The incident impact: Marketplace Simulations web services were intermittently down for some users mostly located in the LATAM, APAC regions of the world. The intermittent unavailability was significantly lower in the US and Europe regions.
Marketplace Simulations web services uptime APAC region on August 30: 96.66%.
Marketplace Simulations web services uptime APAC region last 30 days: 99.89%.
Marketplace Simulations web services uptime LATAM region on August 30: 97.28%.
Marketplace Simulations web services uptime LATAM region last 30 days: 99.91%.
Marketplace Simulations web services uptime US&EU region on August 30: 99.86%.
Marketplace Simulations web services uptime US&EU region last 30 days: >99.99%.

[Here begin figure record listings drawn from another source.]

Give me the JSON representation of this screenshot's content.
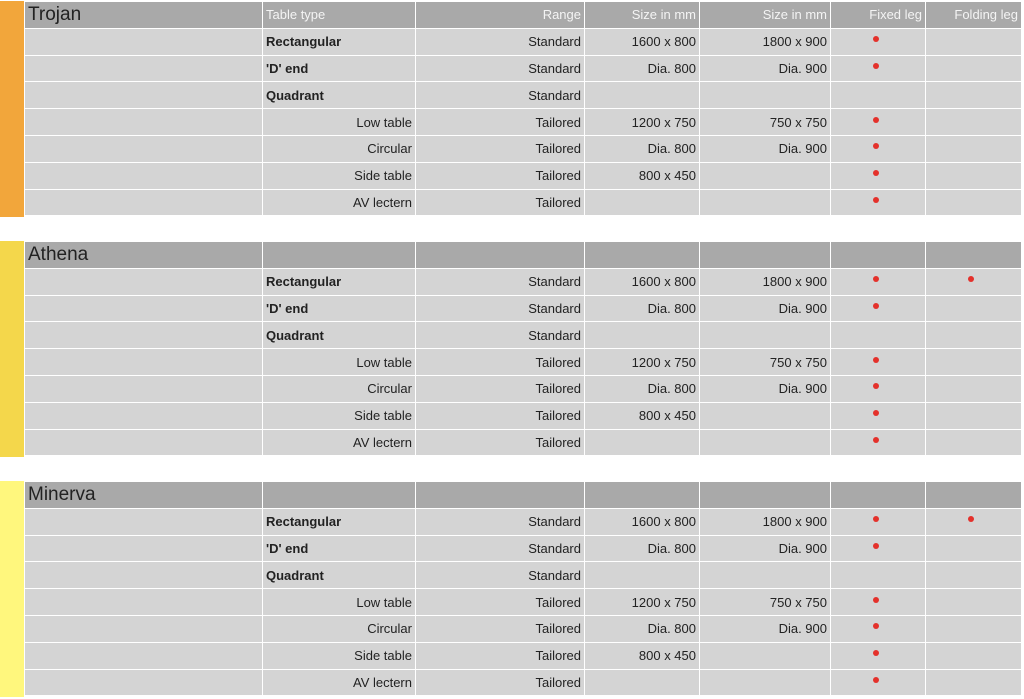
{
  "headers": {
    "table_type": "Table type",
    "range": "Range",
    "size1": "Size in mm",
    "size2": "Size in mm",
    "fixed": "Fixed leg",
    "folding": "Folding leg"
  },
  "colors": {
    "trojan": "#f2a63b",
    "athena": "#f4d74b",
    "minerva": "#fff77d",
    "dot": "#e4312b"
  },
  "sections": [
    {
      "name": "Trojan",
      "rows": [
        {
          "type": "Rectangular",
          "bold": true,
          "range": "Standard",
          "s1": "1600 x 800",
          "s2": "1800 x 900",
          "fixed": true,
          "folding": false
        },
        {
          "type": "'D' end",
          "bold": true,
          "range": "Standard",
          "s1": "Dia. 800",
          "s2": "Dia. 900",
          "fixed": true,
          "folding": false
        },
        {
          "type": "Quadrant",
          "bold": true,
          "range": "Standard",
          "s1": "",
          "s2": "",
          "fixed": false,
          "folding": false
        },
        {
          "type": "Low table",
          "bold": false,
          "range": "Tailored",
          "s1": "1200 x 750",
          "s2": "750 x 750",
          "fixed": true,
          "folding": false
        },
        {
          "type": "Circular",
          "bold": false,
          "range": "Tailored",
          "s1": "Dia. 800",
          "s2": "Dia. 900",
          "fixed": true,
          "folding": false
        },
        {
          "type": "Side table",
          "bold": false,
          "range": "Tailored",
          "s1": "800 x 450",
          "s2": "",
          "fixed": true,
          "folding": false
        },
        {
          "type": "AV lectern",
          "bold": false,
          "range": "Tailored",
          "s1": "",
          "s2": "",
          "fixed": true,
          "folding": false
        }
      ]
    },
    {
      "name": "Athena",
      "rows": [
        {
          "type": "Rectangular",
          "bold": true,
          "range": "Standard",
          "s1": "1600 x 800",
          "s2": "1800 x 900",
          "fixed": true,
          "folding": true
        },
        {
          "type": "'D' end",
          "bold": true,
          "range": "Standard",
          "s1": "Dia. 800",
          "s2": "Dia. 900",
          "fixed": true,
          "folding": false
        },
        {
          "type": "Quadrant",
          "bold": true,
          "range": "Standard",
          "s1": "",
          "s2": "",
          "fixed": false,
          "folding": false
        },
        {
          "type": "Low table",
          "bold": false,
          "range": "Tailored",
          "s1": "1200 x 750",
          "s2": "750 x 750",
          "fixed": true,
          "folding": false
        },
        {
          "type": "Circular",
          "bold": false,
          "range": "Tailored",
          "s1": "Dia. 800",
          "s2": "Dia. 900",
          "fixed": true,
          "folding": false
        },
        {
          "type": "Side table",
          "bold": false,
          "range": "Tailored",
          "s1": "800 x 450",
          "s2": "",
          "fixed": true,
          "folding": false
        },
        {
          "type": "AV lectern",
          "bold": false,
          "range": "Tailored",
          "s1": "",
          "s2": "",
          "fixed": true,
          "folding": false
        }
      ]
    },
    {
      "name": "Minerva",
      "rows": [
        {
          "type": "Rectangular",
          "bold": true,
          "range": "Standard",
          "s1": "1600 x 800",
          "s2": "1800 x 900",
          "fixed": true,
          "folding": true
        },
        {
          "type": "'D' end",
          "bold": true,
          "range": "Standard",
          "s1": "Dia. 800",
          "s2": "Dia. 900",
          "fixed": true,
          "folding": false
        },
        {
          "type": "Quadrant",
          "bold": true,
          "range": "Standard",
          "s1": "",
          "s2": "",
          "fixed": false,
          "folding": false
        },
        {
          "type": "Low table",
          "bold": false,
          "range": "Tailored",
          "s1": "1200 x 750",
          "s2": "750 x 750",
          "fixed": true,
          "folding": false
        },
        {
          "type": "Circular",
          "bold": false,
          "range": "Tailored",
          "s1": "Dia. 800",
          "s2": "Dia. 900",
          "fixed": true,
          "folding": false
        },
        {
          "type": "Side table",
          "bold": false,
          "range": "Tailored",
          "s1": "800 x 450",
          "s2": "",
          "fixed": true,
          "folding": false
        },
        {
          "type": "AV lectern",
          "bold": false,
          "range": "Tailored",
          "s1": "",
          "s2": "",
          "fixed": true,
          "folding": false
        }
      ]
    }
  ]
}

The actions taken to mitigate or resolve the incident: The Marketplace web service monitoring notified the sysadmins about the issue. The first analysis showed the issue was geographically spread. However, we knew that the Marketplace web services were functioning properly. We suspected an issue with one of the Internet backbones. We reached out to the Marketplace webhosting provider (Flexential.com). Flexential admin on-call stated that the Flexential network team was seeing a widespread issue in the CenturyLink/Level3 network. We were told that the Flexential network team was working on routing the traffic inbound to Flexential so that it was not flowing via CenturyLink/Level3 network.
The incident's root cause: At this point, we do not have the Root Cause Analysis from CenturyLink/Level3 via Flexential. We are sharing a blog entry by CloudFlare (https://blog.cloudflare.com/analysis-of-todays-centurylink-level-3-outage/), which provides a good summary of the observed event.
Follow-up actions taken to prevent the incident from happening again: We are going to investigate if we need to purchase additional services that would help us minimize the impact of the kind of issues experienced in the CenturyLink/Level3 network.